Since October 2004 to the present, Ishida said, sheriff's deputies
have put in about 5,200 man-hours to locate, raid and remove the
marijuana gardens in the foothill and forest areas of the county,
much of that on National Forest Service and federal Bureau of Land
Management land, while the National Park Service has battled the
problem in Sequoia and Kings Canyon national parks.

"Our gang task force has been on federal land and marijuana busts all
summer," Ishida said. "We need them on the Valley floor fighting gangs."

And if the federal government isn't willing to

help,"maybe we need to focus on gangs" and not the marijuana gardens,
which have become a more than $4.5 billion industry in California for
the Mexican drug cartels that mostly run them.

Last year, the Sheriff's Department confiscated 161,624 marijuana
plants, about 38 percent of them found on federal lands. So far this
year, deputies have confiscated more than 157,500, according to Ishida.

He said he'd like Congress to use Homeland Security or other federal
money earmarked to fight drugs to fight marijuana growing in Tulare
County, one of the most active areas in the state and the country for
this illegal activity.

The state Attorney General's Office announced Monday that seizures of
marijuana plants across the state have numbered 1,134,692 this year,
more than double last year's total.

Shasta County had the largest number of plants seized with 214,319,
followed by Lake County with 133,441 and Tulare County with 133,038,
according to the Attorney General's report, though his figure for
Tulare County is less than the 157,500 provided by Ishida.

Ishida said that he believes the state numbers are off.

Tulare County sheriff's Lt. Ron Castaneda said there likely are
numerous gardens that law enforcement here have missed because
they're so well hidden. "I would venture to say we get about a third of them."

"Our resources, you know, are somewhat limited. We do the best we
can. This money would help us," he added.

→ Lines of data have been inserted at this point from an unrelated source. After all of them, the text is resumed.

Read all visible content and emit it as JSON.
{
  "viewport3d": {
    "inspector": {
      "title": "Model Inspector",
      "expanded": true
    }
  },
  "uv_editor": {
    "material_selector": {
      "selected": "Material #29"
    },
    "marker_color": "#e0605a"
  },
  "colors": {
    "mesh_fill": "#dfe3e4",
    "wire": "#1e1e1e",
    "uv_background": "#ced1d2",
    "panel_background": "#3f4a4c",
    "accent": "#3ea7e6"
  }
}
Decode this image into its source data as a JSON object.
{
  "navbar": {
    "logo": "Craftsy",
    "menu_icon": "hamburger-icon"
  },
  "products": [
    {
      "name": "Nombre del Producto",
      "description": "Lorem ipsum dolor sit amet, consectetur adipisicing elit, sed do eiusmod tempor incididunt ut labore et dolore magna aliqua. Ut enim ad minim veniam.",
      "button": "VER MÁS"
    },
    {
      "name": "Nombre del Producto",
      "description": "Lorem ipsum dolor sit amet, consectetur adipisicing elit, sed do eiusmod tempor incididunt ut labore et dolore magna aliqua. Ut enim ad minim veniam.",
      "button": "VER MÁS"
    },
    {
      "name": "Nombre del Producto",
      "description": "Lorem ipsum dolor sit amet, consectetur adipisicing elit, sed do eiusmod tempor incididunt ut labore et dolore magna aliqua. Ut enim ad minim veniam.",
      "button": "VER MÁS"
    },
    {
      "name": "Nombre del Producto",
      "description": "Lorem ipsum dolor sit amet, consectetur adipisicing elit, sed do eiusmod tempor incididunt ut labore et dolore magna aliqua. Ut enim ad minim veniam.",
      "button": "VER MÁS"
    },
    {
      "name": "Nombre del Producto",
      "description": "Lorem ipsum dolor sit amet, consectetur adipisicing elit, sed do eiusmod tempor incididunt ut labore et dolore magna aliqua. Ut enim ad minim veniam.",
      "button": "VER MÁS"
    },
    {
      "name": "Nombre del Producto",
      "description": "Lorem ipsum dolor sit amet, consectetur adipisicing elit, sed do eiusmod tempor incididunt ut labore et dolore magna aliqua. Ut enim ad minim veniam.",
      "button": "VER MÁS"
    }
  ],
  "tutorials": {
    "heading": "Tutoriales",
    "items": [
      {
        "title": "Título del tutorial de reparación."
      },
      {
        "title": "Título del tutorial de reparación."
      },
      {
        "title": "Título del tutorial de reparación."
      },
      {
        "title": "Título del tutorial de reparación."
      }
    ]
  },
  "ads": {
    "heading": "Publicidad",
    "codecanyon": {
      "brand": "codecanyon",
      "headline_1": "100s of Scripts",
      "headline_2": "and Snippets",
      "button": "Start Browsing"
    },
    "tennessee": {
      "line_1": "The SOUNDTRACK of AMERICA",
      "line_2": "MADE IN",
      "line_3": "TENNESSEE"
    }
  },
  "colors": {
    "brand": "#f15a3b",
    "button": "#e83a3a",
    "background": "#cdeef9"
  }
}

Ishida has met with law enforcement here to discuss the marijuana
garden problem and he has strongly supported lobbying efforts to get
funding for a task force. He said he heard that the Subcommittee on
National Parks and Public Lands was scheduling a hearing to look into
the problem, and he contacted U.S. representatives Devin Nunes,
R-Visalia, and George Radanovich, R-Madera, -- the latter of whom is
a member of the subcommittee -- and asked to testify.

He said one potential stumbling block is that input the county
supervisors have gotten from officials in Washington indicates
federal efforts are focusing on targeting the cartel leaders that
profit from the gardens, "but the guy that is growing the plants,
they aren't interested in."

But Castaneda said federal officials should focus on both ends of the
problem. "You need to go from the ground up and from the top down."